ABD isterse sistemi kilitleyebilir mi?
“Kilitleyebilir, öyle bir özelliği var. Sattığı gücü kontrol ediyor maalesef. Operasyona giden uçağı arızaya sokup geri dönmek zorunda bırakabilir. Ya da atılan bombanın hedefini saptırabilir. Bu her zaman mümkün...”
ABD, F-35’i vermezse dünyanın sonu değil yani?
“Değil. Çünkü gerçekten F-35’lerle birlikte, ABD sattığı NATO ülkeleri arasında bir istihbarat ağı kurmuş oluyor ya da hepsini kontrol ediyor. Kaynak kodlarını vermediği için bizim yönetim bilgisayarı ya da başka bir şeyi değiştirme şansımız yok. ABD’nin belirleyeceği dışında farklı bir mühimmat koyma şansımız da yok. Yönetim bilgisayarı koyacağınız başka mühimmatı tanımaz...”
★ ★ ★
Yine o dönemde “F-35’ler olmazsa balistik füzeler var” başlıklı yazımızda (20 Haziran 2019) üst düzey bir askeri yetkilinin görüşleri de şöyleydi:
“ABD F-35’leri vermezse, Türkiye onun yerine başka bir şeyi ikame ettirir. İlla uçağın yerine uçak konmaz, balistik füzeler de konur. Türkiye bunu çok kısa zamanda yapacak güce sahip. Roketsan’da 280 kilometre menzilli füzeler üretiliyor. Menzilini çok rahatlıkla bin 500-2 bin kilometreye çıkartır. Gerekirse nükleer başlıklı füzeler bulur. Yeter ki karar versin Türkiye.”

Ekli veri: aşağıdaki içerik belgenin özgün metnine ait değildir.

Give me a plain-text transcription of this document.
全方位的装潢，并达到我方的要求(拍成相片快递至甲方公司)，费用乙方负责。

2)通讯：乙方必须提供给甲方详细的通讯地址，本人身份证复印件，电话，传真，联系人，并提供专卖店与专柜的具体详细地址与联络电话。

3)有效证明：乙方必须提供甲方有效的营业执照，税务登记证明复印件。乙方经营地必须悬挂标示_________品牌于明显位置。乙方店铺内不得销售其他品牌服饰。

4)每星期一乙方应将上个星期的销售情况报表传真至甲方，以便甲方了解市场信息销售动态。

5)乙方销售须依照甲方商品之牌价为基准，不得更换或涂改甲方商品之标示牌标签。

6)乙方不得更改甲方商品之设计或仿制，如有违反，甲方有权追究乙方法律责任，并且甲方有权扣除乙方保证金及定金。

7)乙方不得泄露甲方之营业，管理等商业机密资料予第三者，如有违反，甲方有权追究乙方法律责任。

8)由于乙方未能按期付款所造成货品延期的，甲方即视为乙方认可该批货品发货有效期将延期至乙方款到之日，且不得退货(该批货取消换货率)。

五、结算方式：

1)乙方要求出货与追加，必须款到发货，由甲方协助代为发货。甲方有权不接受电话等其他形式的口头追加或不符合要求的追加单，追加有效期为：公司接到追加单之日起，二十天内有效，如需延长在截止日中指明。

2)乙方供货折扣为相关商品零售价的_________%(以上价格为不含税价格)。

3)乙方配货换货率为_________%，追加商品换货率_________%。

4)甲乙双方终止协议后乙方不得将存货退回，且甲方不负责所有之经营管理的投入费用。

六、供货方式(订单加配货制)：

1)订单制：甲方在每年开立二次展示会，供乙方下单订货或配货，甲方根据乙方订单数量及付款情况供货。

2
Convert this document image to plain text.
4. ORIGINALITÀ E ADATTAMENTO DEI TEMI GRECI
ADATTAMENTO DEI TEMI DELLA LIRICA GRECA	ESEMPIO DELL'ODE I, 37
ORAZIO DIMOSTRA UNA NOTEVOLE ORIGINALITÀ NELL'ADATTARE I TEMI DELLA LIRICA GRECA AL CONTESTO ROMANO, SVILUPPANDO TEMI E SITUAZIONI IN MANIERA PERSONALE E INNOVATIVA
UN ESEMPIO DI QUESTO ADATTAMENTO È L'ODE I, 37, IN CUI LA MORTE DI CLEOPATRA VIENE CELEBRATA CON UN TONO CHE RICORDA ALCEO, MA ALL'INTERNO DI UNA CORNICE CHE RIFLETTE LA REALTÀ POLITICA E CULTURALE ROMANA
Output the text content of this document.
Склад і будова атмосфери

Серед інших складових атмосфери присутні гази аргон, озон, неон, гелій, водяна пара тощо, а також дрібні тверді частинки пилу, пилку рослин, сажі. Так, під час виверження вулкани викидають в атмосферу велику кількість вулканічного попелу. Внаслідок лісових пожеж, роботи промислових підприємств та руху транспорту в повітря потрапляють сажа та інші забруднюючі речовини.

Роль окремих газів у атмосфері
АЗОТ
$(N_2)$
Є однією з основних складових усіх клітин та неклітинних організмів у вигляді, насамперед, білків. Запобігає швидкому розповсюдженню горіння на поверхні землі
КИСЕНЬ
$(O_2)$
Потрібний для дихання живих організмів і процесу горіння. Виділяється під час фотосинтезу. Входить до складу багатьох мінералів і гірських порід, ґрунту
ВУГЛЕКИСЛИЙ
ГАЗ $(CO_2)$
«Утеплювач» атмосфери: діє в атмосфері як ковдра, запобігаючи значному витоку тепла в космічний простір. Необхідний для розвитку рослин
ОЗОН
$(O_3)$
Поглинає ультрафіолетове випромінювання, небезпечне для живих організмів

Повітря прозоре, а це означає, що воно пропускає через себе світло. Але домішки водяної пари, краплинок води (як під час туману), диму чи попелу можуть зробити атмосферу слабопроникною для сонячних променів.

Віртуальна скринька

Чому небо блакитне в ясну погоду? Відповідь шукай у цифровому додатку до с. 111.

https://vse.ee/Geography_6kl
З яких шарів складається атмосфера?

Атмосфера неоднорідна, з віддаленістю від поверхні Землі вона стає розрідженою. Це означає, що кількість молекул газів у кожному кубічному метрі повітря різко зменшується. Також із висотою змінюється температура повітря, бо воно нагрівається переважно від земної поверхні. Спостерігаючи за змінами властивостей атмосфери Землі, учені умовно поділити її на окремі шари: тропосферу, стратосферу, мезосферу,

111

F-35’in yerine balistik füze mi?
“Evet, uçak çok önemli ama Türkiye caydırıcılığını sağlamak için F-35 boşluğunu bir iki sene balistik füze geliştirmek suretiyle doldurabilir. Zaten sahip olması da gerekiyor. F-35’i alsa da almasa da. Çünkü bölgede Suudi Arabistan’da, İran’da, İsrail’de balistik füzeler var, Suriye’de de var. Bu tehdide karşı caydırıcılık sağlayacak balistik füze sistemi de geliştirmek durumunda. Bu arada da kendi uçağımızı geliştirebiliriz.”
★ ★ ★
Bugüne baktığımızda ise işte bu konuşulanların gerçekleştiği çok farklı bir tablo var artık. Türk savunma sanayiinin geldiği nokta nedeniyle dünyanın gözü kulağı Türkiye’de. Dünya markasına dönüşen İHA ve SİHA’larla başlayan hamleler, birçok ülkenin almak için temasa geçtiği milli savaş uçağımız KAAN’dan TCG Anadolu’ya ve uzun menzilli füzelere kadar uzandı ve bambaşka bir noktaya evrildi. Buna çok katmanlı entegre hava savunma sistemi Çelik Kubbe de eklendi. Havada, karada, denizde sürekli yenileri geliştirilen projeler silah sanayiinde dışa bağımlığımızı azaltırken, Türkiye’yi dünya piyasalarında söz sahibi de yaptı. T.C. Devleti çok zor bir irade ortaya koyarak hem müttefiklik hukukundan vazgeçmedi hem yapılan tüm engellemelere, ambargolara, aşağılık tezgâhlara rağmen ana karası, gök vatanı, mavi vatanının savunmasıyla ilgili müthiş bir gelişme sağladı. Olmayanı oldurdu, var olanı da daha da geliştirdi...
★ ★ ★
Yani F-35 olmazsa dünyanın sonu değilmiş!..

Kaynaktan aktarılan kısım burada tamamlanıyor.